Viele Songs sind melancholisch und ruhig im ersten Moment, bauen sich weiter auf. Eine fast kindliche Leichtigkeit entsteht, während Genders über das Sterben aus verschiedenen Blickwinkeln singt beziehungsweise berichtet. Dabei sind die Textinhalte auch dank der immer wiederkehrenden Tonfolge d-e-a-d eng mit der Musik verwoben.

"Eating the Dead" bezaubert mit sanften Vocals, die sich wie die warme Sonne auf den Rücken legen und einen warmhalten. Die Lyrics erinnern hingegen an Kannibalismus "Lay you on my kitchen table, Cut you open tenderly, Eat your heart and eyes and mouth, Every word you spoke to me". Immer wieder gibt es gesprochene Sequenzen in diesem Song und auch in einigen anderen Stücken auf der Platte.

Mit düsteren Synths beginnt "Death Is The New Sex". Dazu mischen sich fröhliche Klänge einer Gitarre und Unterwasser-Geräusche, die sich etwas gedämpft anhören, so als würde man Musik in einem Schwimmbad hören mit dem Kopf abgetaucht. Tunng begegnen dem Tod hier mit Humor "Death is the new Sex, everybody is talking about it ... coming soon to fuck us all".

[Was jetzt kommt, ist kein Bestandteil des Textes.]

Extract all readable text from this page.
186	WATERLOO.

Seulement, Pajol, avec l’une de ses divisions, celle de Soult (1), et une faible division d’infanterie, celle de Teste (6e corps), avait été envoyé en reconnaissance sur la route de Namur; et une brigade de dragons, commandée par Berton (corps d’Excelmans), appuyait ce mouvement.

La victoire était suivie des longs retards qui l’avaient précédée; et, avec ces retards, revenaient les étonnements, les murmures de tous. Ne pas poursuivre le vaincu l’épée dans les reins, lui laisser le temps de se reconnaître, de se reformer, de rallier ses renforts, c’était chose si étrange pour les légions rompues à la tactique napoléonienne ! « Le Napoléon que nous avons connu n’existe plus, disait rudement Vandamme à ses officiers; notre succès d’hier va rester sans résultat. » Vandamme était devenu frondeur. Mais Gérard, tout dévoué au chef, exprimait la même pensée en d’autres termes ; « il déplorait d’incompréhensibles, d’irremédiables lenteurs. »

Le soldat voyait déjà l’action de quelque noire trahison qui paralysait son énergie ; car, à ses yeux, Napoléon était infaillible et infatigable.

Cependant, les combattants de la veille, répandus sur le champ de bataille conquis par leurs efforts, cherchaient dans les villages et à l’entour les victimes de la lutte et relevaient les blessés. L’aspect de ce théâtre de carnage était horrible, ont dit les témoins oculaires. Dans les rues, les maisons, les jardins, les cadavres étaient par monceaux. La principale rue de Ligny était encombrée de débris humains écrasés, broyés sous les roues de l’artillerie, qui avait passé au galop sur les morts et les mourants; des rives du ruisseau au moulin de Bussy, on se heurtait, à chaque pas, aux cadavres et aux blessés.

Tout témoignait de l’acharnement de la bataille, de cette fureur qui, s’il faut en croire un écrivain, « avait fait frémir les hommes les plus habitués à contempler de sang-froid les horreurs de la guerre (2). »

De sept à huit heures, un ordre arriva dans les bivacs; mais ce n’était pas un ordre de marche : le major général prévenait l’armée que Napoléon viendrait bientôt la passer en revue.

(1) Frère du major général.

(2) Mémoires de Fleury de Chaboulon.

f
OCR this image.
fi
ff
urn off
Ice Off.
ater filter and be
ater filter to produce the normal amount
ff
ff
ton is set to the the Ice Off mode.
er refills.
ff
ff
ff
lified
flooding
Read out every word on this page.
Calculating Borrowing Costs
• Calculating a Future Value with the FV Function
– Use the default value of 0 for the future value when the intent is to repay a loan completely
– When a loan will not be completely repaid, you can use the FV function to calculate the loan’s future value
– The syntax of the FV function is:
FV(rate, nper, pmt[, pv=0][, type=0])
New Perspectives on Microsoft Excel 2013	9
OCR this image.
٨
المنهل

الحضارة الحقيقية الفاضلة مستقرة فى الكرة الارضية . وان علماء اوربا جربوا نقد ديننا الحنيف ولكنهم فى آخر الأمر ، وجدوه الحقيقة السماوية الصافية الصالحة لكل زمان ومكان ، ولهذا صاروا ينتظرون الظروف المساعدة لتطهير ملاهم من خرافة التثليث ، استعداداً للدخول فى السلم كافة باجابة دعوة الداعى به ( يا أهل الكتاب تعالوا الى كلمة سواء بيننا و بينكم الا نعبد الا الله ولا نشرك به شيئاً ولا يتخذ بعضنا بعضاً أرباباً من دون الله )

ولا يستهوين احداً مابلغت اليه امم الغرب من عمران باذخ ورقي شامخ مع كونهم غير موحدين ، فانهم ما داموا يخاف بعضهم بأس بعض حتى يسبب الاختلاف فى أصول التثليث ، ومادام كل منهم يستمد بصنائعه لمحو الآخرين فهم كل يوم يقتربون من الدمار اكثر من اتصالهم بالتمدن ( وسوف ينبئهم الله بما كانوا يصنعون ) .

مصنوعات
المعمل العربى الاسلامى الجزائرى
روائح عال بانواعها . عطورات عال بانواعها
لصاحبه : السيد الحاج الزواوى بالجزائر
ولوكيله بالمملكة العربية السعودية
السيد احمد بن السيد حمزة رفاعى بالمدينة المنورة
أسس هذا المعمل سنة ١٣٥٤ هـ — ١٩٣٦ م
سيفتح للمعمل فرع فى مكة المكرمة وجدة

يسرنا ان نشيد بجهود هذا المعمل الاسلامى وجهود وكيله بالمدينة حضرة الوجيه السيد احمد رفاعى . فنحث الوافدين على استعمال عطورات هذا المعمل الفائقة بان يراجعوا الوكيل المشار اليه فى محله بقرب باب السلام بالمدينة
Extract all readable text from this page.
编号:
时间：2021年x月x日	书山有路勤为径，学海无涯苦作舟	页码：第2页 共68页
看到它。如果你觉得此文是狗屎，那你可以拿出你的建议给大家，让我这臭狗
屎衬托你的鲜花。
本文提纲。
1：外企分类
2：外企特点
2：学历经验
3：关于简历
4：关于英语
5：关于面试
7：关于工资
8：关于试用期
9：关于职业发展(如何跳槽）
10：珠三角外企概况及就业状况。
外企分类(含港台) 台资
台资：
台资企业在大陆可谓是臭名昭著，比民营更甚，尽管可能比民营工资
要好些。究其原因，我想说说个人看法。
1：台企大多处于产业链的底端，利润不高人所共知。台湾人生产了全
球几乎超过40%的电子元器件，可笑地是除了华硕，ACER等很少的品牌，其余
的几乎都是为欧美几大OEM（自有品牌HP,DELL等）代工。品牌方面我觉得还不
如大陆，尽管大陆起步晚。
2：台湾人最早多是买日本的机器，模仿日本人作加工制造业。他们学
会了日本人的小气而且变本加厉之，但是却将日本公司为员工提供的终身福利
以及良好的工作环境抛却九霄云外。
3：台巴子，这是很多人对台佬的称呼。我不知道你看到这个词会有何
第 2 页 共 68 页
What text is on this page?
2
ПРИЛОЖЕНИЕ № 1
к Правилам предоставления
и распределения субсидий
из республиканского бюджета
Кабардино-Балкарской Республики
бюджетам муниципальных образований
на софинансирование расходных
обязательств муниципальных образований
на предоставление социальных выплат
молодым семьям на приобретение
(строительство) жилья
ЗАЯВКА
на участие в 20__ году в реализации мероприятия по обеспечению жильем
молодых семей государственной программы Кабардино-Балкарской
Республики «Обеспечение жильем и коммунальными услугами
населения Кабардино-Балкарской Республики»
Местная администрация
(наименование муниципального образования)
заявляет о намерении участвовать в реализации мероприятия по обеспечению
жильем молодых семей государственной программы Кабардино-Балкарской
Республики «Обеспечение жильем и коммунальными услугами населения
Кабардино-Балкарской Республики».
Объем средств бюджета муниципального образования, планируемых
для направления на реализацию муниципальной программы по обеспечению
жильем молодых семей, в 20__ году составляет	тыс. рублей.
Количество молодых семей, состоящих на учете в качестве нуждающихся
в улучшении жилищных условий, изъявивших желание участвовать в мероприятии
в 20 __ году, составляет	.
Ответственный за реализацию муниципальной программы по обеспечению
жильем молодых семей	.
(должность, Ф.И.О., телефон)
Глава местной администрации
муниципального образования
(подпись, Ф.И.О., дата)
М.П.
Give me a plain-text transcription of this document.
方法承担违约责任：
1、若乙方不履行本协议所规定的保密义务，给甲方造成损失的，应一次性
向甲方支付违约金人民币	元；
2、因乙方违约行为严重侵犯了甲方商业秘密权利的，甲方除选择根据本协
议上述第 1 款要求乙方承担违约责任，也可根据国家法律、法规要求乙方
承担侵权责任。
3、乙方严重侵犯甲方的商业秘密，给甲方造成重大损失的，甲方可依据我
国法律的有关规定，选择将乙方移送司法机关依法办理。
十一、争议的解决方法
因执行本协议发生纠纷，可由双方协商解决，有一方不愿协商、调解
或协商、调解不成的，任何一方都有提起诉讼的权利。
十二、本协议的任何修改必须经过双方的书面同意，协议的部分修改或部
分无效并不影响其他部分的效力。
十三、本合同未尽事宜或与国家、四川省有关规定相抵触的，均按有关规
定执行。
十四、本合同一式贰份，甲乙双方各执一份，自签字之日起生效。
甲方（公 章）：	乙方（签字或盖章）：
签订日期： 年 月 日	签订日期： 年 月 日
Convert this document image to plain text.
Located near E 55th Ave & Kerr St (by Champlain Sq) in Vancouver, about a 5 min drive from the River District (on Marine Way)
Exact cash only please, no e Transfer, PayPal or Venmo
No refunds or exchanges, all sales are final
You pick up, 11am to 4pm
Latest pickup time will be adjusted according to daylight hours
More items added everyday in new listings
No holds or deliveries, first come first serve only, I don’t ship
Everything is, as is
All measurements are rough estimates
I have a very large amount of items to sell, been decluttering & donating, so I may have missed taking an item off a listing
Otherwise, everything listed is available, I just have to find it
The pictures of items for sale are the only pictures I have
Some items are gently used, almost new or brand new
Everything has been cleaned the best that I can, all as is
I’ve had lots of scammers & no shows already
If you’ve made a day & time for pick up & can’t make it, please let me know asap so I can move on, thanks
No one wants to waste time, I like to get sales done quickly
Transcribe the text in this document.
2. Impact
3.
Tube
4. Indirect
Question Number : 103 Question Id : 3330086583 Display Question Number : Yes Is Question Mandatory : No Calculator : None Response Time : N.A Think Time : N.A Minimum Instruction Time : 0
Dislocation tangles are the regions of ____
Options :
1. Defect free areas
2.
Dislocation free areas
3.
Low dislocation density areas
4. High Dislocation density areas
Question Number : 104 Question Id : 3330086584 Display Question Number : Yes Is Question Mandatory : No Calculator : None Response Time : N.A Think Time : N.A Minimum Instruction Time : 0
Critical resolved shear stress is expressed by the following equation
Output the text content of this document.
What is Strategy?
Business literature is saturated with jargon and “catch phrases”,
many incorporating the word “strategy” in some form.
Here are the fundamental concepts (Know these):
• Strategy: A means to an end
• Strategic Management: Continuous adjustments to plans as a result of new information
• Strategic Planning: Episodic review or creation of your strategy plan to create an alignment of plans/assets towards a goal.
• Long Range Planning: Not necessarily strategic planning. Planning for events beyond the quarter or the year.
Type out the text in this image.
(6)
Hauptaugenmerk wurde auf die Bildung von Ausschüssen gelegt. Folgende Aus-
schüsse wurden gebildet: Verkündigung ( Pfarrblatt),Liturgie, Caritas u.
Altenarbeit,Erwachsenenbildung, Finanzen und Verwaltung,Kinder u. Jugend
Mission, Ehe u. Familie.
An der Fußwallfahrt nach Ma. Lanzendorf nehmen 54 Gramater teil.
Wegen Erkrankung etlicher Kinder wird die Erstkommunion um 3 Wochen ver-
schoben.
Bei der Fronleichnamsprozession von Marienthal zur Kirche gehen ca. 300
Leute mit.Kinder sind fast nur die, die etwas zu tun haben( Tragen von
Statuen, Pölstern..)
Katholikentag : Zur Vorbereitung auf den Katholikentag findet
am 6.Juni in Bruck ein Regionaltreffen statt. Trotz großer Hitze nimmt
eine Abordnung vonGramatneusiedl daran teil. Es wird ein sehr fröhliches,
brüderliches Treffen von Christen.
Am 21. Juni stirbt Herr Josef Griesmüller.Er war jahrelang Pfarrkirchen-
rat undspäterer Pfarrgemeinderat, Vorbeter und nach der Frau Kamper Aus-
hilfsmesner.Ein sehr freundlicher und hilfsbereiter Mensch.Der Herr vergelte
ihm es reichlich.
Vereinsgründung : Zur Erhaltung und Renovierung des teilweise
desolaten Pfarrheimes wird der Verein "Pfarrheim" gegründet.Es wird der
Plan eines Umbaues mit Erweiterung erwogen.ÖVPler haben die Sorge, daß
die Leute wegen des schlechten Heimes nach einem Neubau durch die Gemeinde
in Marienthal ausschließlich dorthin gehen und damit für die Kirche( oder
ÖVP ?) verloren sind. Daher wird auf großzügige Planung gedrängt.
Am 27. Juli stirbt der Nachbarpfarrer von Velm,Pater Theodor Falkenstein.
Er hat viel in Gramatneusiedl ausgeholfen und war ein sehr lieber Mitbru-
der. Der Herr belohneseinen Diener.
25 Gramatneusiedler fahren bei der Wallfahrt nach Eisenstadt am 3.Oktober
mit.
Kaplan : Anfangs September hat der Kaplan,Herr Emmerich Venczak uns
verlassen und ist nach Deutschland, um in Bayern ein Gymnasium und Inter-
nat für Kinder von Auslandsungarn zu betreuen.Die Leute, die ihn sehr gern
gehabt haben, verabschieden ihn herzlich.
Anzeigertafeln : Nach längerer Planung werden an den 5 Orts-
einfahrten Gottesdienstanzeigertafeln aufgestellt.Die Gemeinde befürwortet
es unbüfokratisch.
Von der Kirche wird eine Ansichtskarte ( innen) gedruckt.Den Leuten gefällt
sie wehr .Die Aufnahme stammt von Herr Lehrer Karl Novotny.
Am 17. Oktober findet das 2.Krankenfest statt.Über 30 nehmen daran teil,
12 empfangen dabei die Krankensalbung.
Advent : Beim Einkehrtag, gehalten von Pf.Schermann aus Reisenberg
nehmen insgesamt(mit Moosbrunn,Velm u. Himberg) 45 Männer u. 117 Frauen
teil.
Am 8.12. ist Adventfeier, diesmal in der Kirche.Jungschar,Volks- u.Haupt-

Die Band hat sich mit dem Tod als Tabu befasst und dabei fiel ihr auf: "Interessanterweise haben wir das Gefühl, dass sich die Menschen in vielen modernen Umgebungen wohler fühlen, wenn es um Sex geht als um den Tod. Wir gehen davon aus, dass der Durchschnittsbürger mehr darüber weiß, wie man Geschlechtskrankheiten oder ungewollte Schwangerschaften vermeidet, und dass er sich mit der Vorstellung von sexueller Lust oder seiner eigenen Sexualität wohler fühlt, als je zuvor. Ich bin sicher, dass daraus eine Menge Gutes entstanden ist. Jetzt scheint es so, als ob die Menschen anfangen, mehr über den Tod zu sprechen".

"SDC" ist die Abkürzung von Swedish Death Cleaning. Ein Prozess des Entrümpelns der eigenen Wohnung vor dem Tod. Dahinter steckt der Gedanke, die Aufräumarbeiten nicht den Hinterbliebenen zu überlassen, sondern selbst bewusst Ordnung zu schaffen. Der Song macht gute Laune, bestimmt auch beim Aufräumen und Aussortieren, auch wenn der Titel etwas makaber ist.

Tunng illustrieren auf "A Million Colours", wie die Welt ohne sie selbst weitergehen würde, und wie sie es sehen und fühlen können. Sie können sich jedoch keine Welt ohne jemand anderen vorstellen - das "You", über das im Refrain gesungen wird.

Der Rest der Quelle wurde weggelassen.